We are fortunate because of the fact—and we’ve heard reference to it already—that we are an island, and that’s given us a great barrier against so many of these things in the world, and we’ve managed to keep a lot of them out. A lot of them we haven’t. Some of them we’ve even brought in ourselves. Rabbits, foxes, cats, sparrows and cane toads were all brought in on purpose. It’s unbelievable when you think about it now. Until cane toads, they had all been brought in on the basis of ignorance. By the time we got to cane toads, we had actually worked out that some of these things coming into Australia were not good for us. One such case was prickly pear. So we brought in the cane toads ‘after careful analysis’ that was supposed to make sure they would do more good than harm. We got that one wrong as well. But I think we’ve become more sophisticated as we’ve gone along. The last outbreak of something that we brought in where we hadn’t fully worked out whether it was going to be good or bad was the calicivirus for rabbits. It was a darn good thing it did get out, as it turned out, because it has given us a bit of a reprieve from the bunnies for some time.
We are moving towards an agriculture sector worth $100 million a year. We’re over $70 million now. It’s an outstanding success. I won’t get into the debate about what the climate has or hasn’t done to Australian farmers. I will only remark that we grow more every year of better quality, and we are exporting all over the world. It’s a great tribute to technology, to science and to smart farmers getting on with the job. I reckon every farmer who is about my age says, ‘I don’t see what we can do next that will be any better,’ but they all do. We are on a continuing two per cent growth on production, without worrying about prices. So these are great outcomes, but we need to protect the sector. Some of those other things that are out there have been touched upon already. Foot-and-mouth disease is one.

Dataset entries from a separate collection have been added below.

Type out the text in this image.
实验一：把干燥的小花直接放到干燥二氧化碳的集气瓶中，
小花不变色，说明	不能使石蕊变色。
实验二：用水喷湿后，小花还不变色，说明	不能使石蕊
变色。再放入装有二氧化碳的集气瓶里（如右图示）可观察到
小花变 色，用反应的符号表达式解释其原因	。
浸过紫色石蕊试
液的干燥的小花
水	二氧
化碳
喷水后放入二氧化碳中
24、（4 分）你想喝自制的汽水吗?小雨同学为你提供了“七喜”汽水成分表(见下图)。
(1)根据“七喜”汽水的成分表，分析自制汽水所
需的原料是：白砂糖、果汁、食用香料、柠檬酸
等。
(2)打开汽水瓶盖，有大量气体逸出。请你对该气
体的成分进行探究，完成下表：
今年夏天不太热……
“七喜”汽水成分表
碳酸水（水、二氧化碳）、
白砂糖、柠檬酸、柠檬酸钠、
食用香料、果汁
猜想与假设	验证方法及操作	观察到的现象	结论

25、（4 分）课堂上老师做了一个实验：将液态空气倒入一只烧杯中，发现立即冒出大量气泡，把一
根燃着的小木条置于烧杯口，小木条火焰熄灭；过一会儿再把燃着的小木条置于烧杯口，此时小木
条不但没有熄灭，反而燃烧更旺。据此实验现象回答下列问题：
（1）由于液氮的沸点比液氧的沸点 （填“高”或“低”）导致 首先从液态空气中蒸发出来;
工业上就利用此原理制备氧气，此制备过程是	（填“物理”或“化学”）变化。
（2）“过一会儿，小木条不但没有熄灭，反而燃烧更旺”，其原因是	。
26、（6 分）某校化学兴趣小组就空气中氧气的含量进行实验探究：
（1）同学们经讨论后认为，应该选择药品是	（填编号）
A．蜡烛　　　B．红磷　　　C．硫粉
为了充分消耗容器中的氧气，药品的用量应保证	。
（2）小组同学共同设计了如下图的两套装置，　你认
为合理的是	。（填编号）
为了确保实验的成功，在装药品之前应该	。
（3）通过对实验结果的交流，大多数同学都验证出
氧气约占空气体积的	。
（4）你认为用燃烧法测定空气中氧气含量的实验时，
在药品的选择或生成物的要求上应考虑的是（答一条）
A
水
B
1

African swine flu, I think, is a very interesting one. It has decimated—actually ‘decimated’ is an overused word, and it’s misused because ‘decimated’ means a loss of 10 per cent. It’s actually been far worse than that, with more than 50 per cent of the herd taken out through Asia. We’ve kept it out of Australia thus far. I was talking to some scientists about it, and I asked them: ‘What’s the vector?’ They said, ‘It’ll come in because pigs will eat offal.’ I said, ‘We don’t feed offal in Australia, so that’s not a problem.’ And they said, ‘No, we do.’ I said, ‘No, it’s banned,’ and they said: ‘No, no. We’ve got backyard farmers with a couple of pigs. They go off to Asia or Italy or wherever they go for their holidays, and somebody gives them this bung of you beaut stuff, and they take that home for the family. When it’s gone a bit off, after they’ve all had a chew on it, it goes to the pig out the back. That’s where it will come from.’ Then you understand, when customs officials are seizing all those goods coming in through airports—and we’re talking tonnes of the stuff—how lucky we’ve been, up till now, to avoid it.
I’m using up my time rapidly without getting to the point, but we have increased our funding over the last seven years by 60 per cent. That is obviously a very good thing, and there’s another $400 million coming in as a result of the last budget. This is a serious, first-grade issue, not just for Australian agriculture but for Australia generally. We have a natural advantage and we need to protect it. We need to make sure that we keep ourselves as clean and free of these things as possible. There’s pestilence and there are weeds. There’s varroa mite which could take out the bees. It’s an endless list, as I told my wife some years ago.